More correct would be to state the in power EU governments have decided to use the EU council power to override the will of both the EU parliament and the member states' own parliaments - for now, by threatening parliament with the override.

In this context putting the entirety of the population under the suspicion of facilitating child rape is completely and utterly deranged.

The path from position to actual implementation (details) is long

And you can bet there's still a lot of opposition of people (with actual involvement in the legislative process)

And legal hurdles for implementation as well

(this all reminds me of the discussion around the copyright directive where people here were decrying it was going to be the end of memes. So, how did that go again?)

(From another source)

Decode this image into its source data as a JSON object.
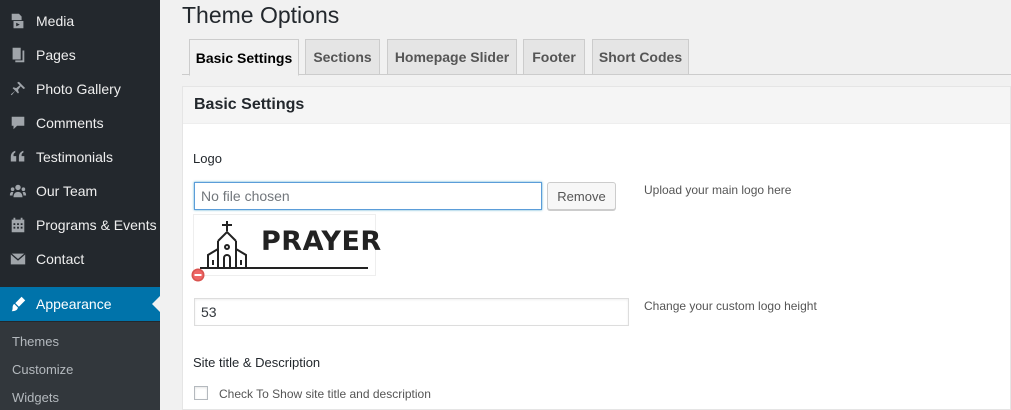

Source: Swedish national public service radio (Sveriges Radio) interviewing Jon Karlung, CEO of Bahnhof AB - a major privacy-centric and politically outspoken ISP in Sweden. Think XS4ALL (RIP) but in Sweden. Here's the interview: https://www.sverigesradio.se/artikel/efter-flera-ar-eu-overe... (Swedish speech).

Here's their blog post (in Swedish, use browser translation tools):

https://bahnhof.se/2025/11/26/eu-bromsar-chat-control/

I have the feeling this will not happen.

But unfortunately I feel like the big tech interests probably somewhat want this happen, are happy to hand the citizenry over to the state. That we won't hear much from them over this all. With some notable Signal sized / Medium Tech exceptions.

It sure does seem like there's a huge legitimacy crisis the EU council is creating around itself by going so far against the will of the people, by intruding so forcibly into literally everyone's life.

The EU ostensibly wants to improve innovation, i wonder how these new assessment regulations help with that, especially for SME and startups.